Professor Cayla Skillin-Brauchle brings her travels abroad and trans-disciplinary art to Whitman this year. As a visiting professor of visual arts, she is teaching two drawing courses this fall as well as a foundations course and printmaking course.
Skillin-Brauchle received her Bachelors of Arts from Beloit College in Wisconsin. During her time as an undergraduate, she studied abroad in Pune, India, an experience, she says, that shaped a large part of her life trajectory and artwork.
“An important part of my history is that I have lived in Asia quite a bit,” said Skillin-Brauchle. “It was sort of my first time being a working artist in the world.”
After graduating from Beloit, she moved to Thailand for two years, where she made artwork and taught infants how to swim.
Upon returning from Thailand, Skillin-Brauchle did a print-making residency in Chicago, another experience that strongly influenced her as an artist.
“I ended up working with all these designers, [who] really shaped the way that I work,” she said.
After receiving her MFA from Ohio University, Skillin-Brauchle received a Fulbright grant to travel to India again. To craft her Fulbright proposal, she drew on her previous studies in India.
“A lot of my work … for the last 10 years has been about ideas of ownership,” said Skillin-Brauchle.
She particularly drew on her study abroad experience.
“I was doing work about the role of creativity in a culture where everything is ornate,” she said.
For her fellowship, Skillin-Brauchle lived in Pune and Mumbai for a year, studying Indian cargo trucks as “a model of long term value-added ownership.”
She says that the experience taught her about the “juncture between expectations and what actually happens.”

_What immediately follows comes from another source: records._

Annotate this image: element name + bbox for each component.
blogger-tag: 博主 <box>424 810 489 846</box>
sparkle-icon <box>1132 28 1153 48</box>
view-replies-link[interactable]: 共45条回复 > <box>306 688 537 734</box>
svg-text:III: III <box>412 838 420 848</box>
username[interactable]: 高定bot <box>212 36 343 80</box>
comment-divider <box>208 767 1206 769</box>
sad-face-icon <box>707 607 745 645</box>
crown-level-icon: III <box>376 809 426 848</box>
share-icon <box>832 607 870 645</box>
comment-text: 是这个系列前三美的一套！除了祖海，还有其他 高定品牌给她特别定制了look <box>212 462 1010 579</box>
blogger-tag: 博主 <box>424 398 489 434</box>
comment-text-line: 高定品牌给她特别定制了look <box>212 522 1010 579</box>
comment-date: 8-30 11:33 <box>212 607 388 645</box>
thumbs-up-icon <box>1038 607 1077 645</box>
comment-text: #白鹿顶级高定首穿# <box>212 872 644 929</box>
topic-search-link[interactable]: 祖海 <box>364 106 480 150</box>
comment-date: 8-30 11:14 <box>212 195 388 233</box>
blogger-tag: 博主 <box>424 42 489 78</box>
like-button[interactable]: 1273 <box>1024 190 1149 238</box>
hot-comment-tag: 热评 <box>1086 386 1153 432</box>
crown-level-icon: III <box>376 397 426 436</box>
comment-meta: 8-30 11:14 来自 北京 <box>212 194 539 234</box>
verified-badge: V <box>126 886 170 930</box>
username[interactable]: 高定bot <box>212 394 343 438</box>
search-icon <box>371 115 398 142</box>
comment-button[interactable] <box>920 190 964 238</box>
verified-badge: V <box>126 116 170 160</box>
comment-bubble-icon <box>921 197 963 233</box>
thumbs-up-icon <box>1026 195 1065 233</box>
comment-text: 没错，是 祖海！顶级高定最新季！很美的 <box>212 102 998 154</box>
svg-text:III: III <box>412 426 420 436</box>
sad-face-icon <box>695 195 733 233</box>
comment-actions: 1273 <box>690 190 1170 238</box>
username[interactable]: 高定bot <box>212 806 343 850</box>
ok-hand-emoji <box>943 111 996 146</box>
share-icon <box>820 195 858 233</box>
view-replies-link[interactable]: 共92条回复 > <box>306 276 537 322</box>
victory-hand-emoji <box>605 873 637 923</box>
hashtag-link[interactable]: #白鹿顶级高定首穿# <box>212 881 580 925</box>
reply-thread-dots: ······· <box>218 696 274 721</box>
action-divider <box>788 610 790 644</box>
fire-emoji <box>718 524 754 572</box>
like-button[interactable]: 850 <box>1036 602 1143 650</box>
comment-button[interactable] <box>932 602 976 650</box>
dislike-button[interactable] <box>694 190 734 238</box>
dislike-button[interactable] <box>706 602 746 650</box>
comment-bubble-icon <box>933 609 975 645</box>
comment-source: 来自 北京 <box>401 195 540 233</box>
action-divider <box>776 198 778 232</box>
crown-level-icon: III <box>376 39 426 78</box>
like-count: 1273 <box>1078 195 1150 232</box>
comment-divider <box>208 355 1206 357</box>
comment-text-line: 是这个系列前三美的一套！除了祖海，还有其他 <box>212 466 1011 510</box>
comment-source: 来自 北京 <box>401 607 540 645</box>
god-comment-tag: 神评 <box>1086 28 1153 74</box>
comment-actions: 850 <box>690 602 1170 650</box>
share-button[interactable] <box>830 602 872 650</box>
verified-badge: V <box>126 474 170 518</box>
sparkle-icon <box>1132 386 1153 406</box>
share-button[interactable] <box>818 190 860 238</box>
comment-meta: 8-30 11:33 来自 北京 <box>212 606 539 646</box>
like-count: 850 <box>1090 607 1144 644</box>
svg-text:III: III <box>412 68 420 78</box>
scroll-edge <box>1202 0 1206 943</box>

She has translated this lesson to her teaching experience, formerly teaching printmaking in Chicago and now teaching at Whitman. She is focused on creating a framework for students to work within but not stifling students with expectations.
“When we have expectations for our artwork … we tend to be disappointed and not disappointed because the work is bad, but disappointed because we already envisioned what is going to happen,” said Skillin-Brauchle.
Another major aspect of Skillin-Brauchle’s background is her work as a trans-disciplinary artist. She has done work with drawing and printmaking, along with interactive performance pieces that incorporate elements of both of these mediums.
“Listening is one of my skills as an artist, so I try to frame performances in which people can share and that I can be a really active listener, and then present the information … that comes to the surface in those performances in other ways,” she said.
While the performances differ, one commonality Skillin-Brauchle focuses on is absurdism.
“I do something somewhat absurd, and in that, hopefully, make the people around me much more comfortable,” she said. “A lot of my performances include costume … and props.”
Through the absurdist elements, she aims to make herself approachable by viewers. In a 2012 piece entitled “The Declaration and Preservation of Love,” she set up in a gallery space and sugar-coated any tokens of affection brought to her. The piece incorporated the performance of sugarcoating, along with a hand-screen printed outfit adorned with red hearts, and screen-printed labels that participants filled out and hung along with their items in the gallery space.
Looking forward to her future here on campus, Skillin-Brauchle’s plans encompass her own artwork, along with goals for the classroom.
“My goal is to continue to develop systems for myself to help students make authentic work … [and] to help students to access the part of their brain that allows them to work really hard on something that they don’t know will turn out,” said Skillin-Brauchle.
In terms of her own art?
“I am looking for a discussion I can help facilitate here,” she said.